ABD’de enflasyon ve perakende satışlara dair açıklanan son veriler beklenenin altında geldi. Bu nedenle Fed’in Eylül ayında yapması beklenen faiz artış ihtimali zayıflamış oldu, yılbaşından beri zaten açık olan risk iştahı daha da açıldı.
Gelişmiş ülkelerin 5 ve 10 yıllık tahvil faizleri düşerken, varlık fiyatları yükselişe geçti. Neredeyse bütün ülke paraları dolar karşısında değerlendi. Euro/dolar paritesi önemli bir direnç olan 1,15 ve ardından 1,17’yi kırdı.
Bunun diğer gelişen ülkelere olduğu gibi bize de olumlu etkisi oldu. BİST 100, hem para girişi hem de yüksek büyüme ve ihracat rakamları ile yeni rekorlar kırarken, yukarı doğru hareketlenmeye başlayan kurlar tekrar gevşedi. Peki ama cari açık yükselip kamu maliyesi bozulurken bu denli bir yükseliş hareketi (up trend) ne kadar rasyoneldir, bakalım.
ABD Başkanı Trump’ın harcamalar bazında her söylediğini yerine getiremeyeceği anlaşılmıştı. Kötü gelen son veriler (özellikle bir türlü artmayan enflasyon) de üzerine gelince; FED’in faiz artırmak ve bilançosunu agresif biçimde daraltmak için pek nedeni olmadığı düşünülüyor. Genel beklenti bu yönde.
TCMB da “sıkı duruşumuzu koruyacağız’’ diyor. Carry trade yapan fonlar kurların şu sıralar yükselmeyeceği anlamına gelen bu garantiyle, geçmişe göre dolar bazında hala ucuz kalan BİST’te sağlam buldukları hisselere giriyor, devlet tahvili ve hazine bonosu satın alıyorlar. (Ancak Merkez Bankası bu kaynak girişine rağmen ortam bozulmasın diye faizlerde bir indirime gidemiyor.)

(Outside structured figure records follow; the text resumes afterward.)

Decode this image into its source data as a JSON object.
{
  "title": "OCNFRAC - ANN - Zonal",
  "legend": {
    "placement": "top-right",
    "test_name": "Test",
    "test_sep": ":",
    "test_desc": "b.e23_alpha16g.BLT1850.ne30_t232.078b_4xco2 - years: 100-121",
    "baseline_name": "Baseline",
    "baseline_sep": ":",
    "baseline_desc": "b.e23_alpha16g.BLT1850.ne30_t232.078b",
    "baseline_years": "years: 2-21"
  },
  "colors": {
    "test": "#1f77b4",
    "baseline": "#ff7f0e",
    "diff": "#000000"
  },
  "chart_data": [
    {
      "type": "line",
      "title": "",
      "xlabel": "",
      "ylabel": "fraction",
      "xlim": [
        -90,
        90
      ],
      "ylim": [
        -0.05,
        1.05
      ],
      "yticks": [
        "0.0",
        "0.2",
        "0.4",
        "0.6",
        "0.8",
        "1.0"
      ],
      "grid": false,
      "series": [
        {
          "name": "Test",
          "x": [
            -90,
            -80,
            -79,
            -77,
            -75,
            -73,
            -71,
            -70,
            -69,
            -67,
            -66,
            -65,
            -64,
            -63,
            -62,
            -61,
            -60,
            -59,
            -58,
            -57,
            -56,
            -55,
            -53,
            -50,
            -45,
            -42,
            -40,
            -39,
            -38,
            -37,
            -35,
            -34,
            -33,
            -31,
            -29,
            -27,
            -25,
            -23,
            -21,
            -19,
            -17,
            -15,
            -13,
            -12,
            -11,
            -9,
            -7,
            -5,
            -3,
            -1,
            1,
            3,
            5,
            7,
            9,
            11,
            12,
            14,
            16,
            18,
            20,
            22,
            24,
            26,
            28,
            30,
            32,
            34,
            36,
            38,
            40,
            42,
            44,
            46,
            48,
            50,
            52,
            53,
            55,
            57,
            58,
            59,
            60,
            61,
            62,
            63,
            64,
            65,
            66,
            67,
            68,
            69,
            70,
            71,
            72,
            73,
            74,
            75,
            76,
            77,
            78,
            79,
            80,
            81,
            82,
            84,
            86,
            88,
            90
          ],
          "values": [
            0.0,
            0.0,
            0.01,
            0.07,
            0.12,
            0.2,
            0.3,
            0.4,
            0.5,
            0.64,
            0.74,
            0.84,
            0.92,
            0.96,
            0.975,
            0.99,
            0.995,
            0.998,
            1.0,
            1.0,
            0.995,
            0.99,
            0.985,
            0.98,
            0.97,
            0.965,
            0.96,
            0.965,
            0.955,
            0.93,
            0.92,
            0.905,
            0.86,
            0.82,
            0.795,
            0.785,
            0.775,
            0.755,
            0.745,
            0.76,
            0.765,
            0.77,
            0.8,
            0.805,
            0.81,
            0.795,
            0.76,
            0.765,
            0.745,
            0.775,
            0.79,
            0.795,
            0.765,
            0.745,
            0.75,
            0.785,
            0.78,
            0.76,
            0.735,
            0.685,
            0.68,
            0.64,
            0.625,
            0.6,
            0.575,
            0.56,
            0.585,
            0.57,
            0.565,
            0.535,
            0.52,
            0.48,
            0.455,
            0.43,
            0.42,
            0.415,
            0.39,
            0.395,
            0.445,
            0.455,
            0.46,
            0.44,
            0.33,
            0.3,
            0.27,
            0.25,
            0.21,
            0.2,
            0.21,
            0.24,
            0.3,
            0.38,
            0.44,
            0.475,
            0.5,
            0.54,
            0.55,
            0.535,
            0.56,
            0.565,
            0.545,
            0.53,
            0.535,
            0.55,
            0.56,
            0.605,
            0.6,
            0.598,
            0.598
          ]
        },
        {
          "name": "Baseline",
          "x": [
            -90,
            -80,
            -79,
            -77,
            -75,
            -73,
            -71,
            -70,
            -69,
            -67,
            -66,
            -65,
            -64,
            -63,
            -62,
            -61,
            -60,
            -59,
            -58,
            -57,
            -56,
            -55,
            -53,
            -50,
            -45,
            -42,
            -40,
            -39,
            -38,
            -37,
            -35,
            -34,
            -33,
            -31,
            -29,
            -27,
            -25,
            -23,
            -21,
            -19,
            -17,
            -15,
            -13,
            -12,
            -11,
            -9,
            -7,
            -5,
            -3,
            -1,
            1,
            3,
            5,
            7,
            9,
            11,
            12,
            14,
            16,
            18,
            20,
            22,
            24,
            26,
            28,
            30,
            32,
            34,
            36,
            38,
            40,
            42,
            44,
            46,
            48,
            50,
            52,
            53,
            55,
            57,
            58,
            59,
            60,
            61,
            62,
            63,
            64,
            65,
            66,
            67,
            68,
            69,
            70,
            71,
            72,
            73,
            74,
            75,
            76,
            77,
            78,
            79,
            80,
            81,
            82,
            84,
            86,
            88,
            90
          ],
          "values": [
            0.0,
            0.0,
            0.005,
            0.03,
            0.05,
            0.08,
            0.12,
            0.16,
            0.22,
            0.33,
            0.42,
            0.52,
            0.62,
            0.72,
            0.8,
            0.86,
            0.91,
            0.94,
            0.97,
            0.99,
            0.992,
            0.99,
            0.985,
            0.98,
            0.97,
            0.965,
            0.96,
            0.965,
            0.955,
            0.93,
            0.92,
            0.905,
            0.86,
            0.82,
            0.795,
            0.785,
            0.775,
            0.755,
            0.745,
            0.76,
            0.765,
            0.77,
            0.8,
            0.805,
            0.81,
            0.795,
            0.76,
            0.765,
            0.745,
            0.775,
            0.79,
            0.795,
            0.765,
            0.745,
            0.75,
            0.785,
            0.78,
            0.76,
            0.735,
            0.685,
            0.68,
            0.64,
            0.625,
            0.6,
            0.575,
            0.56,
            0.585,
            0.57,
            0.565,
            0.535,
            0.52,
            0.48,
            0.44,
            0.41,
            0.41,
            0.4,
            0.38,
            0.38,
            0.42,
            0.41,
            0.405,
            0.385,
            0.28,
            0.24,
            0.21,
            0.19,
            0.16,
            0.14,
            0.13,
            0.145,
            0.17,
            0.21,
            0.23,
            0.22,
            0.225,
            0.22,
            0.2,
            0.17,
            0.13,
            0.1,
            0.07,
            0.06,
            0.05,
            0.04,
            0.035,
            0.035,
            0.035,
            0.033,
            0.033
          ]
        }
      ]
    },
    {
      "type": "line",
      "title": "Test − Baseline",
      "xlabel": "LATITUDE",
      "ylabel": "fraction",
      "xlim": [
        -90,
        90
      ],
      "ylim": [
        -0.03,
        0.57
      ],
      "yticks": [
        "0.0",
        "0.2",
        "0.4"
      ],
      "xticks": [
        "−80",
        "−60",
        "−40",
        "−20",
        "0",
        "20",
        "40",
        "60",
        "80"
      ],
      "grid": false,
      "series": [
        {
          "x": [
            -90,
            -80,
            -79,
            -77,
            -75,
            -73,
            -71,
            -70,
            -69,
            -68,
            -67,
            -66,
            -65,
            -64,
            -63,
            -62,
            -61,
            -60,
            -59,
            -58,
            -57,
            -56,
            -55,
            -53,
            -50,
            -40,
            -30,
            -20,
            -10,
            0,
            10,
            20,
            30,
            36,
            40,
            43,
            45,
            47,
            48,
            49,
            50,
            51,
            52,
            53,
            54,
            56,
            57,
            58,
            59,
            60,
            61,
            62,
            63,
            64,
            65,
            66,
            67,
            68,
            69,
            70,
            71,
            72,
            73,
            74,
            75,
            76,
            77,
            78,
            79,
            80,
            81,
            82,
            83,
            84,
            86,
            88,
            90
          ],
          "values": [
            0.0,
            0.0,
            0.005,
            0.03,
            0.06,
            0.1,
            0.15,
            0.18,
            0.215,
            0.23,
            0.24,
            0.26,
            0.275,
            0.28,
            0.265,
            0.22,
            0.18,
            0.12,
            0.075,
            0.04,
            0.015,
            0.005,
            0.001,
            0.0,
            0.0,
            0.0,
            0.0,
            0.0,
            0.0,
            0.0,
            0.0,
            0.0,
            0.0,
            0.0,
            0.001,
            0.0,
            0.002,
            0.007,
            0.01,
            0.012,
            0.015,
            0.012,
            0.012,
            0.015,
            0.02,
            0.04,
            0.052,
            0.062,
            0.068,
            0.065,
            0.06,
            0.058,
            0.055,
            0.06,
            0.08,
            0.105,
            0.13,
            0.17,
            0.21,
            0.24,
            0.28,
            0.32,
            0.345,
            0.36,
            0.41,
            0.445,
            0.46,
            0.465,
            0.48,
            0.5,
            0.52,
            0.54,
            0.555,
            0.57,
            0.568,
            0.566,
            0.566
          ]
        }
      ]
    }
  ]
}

Yabancılar, artışa geçen cari açığın TVF (Türkiye Varlık Fonu) ile bir miktar düzelebileceğini hesaplıyor. Kamu maliyesindeki bozulmanın da ekonomi yönetiminin bu yıl yüzde 5’in üzerinde olacağını söylediği büyümenin yaratacağı gelirlerle “geçici’’ olacağını düşünüyorlar.
Türkiye CDS’leri de uzun bir aradan sonra tekrar 180’lere gerilemiş durumda ama bu olumlu gelişmeler risk yok anlamına gelmiyor.
KGF yardımıyla hızlanan büyüme, cari açığın da artmasına yani toplam borç stokunun yükselmesine sebep oluyor. Merkez Bankası’nın net rezervleri ise tersine azalıyor. Hem kamunun, hem özel şirketlerin hem de hane halkının borcu ve borçlanma maliyeti sürekli artmaktadır. Son günlerde görülen kredi kullanımındaki yavaşlama ve beraberindeki bir miktar durgunluğun nedeni de bu.
Ayrıca Türkiye, Batı ile olan siyasi ilişkilerinde Cumhuriyet tarihinin en baskılı dönemini yaşamaya başladı. Almanya ile yaşanan kriz bunun bir örneği ve ekonomik açıdan en fazla risk taşıyanı. Küresel rüzgarlar tersine döndüğünde şimdi görmezden gelinen olumsuzlukların her biri manşet olabilecek nitelikte.
Gelişmiş ülke merkez bankaları, bütün gelişen ülkelerde şişen varlık balonları ve artan borçlanma rasyoları nedeniyle kısık sesle de olsa piyasaları uyarıyor ve FED daralma için Eylül ayını işaret ediyor. Ama finans piyasalarındaki oyuncuların bu uyarılara pek fazla kulak astığı yok. Her zamanki aç gözlülükleri ve içinde bulundukları ortamın amansız rekabet şartları nedeniyle faiz artışındaki gecikmeden sonuna kadar yararlanmak istiyorlar.
IMF ve bazı derecelendirme kuruluşlarının riskleri gizlenemez olana kadar görmezden gelip halı altına süpüren, insan yerine sistemi koruyan klasik tutumu da bu gidişatta etkili oluyor. Ama FED yarın öbür gün hızlanarak bir anlamda bitiş düdüğünü çalsa, ilk eleştirmeye başlayanlar da şüphe yok ki yine bunlar olacaktır.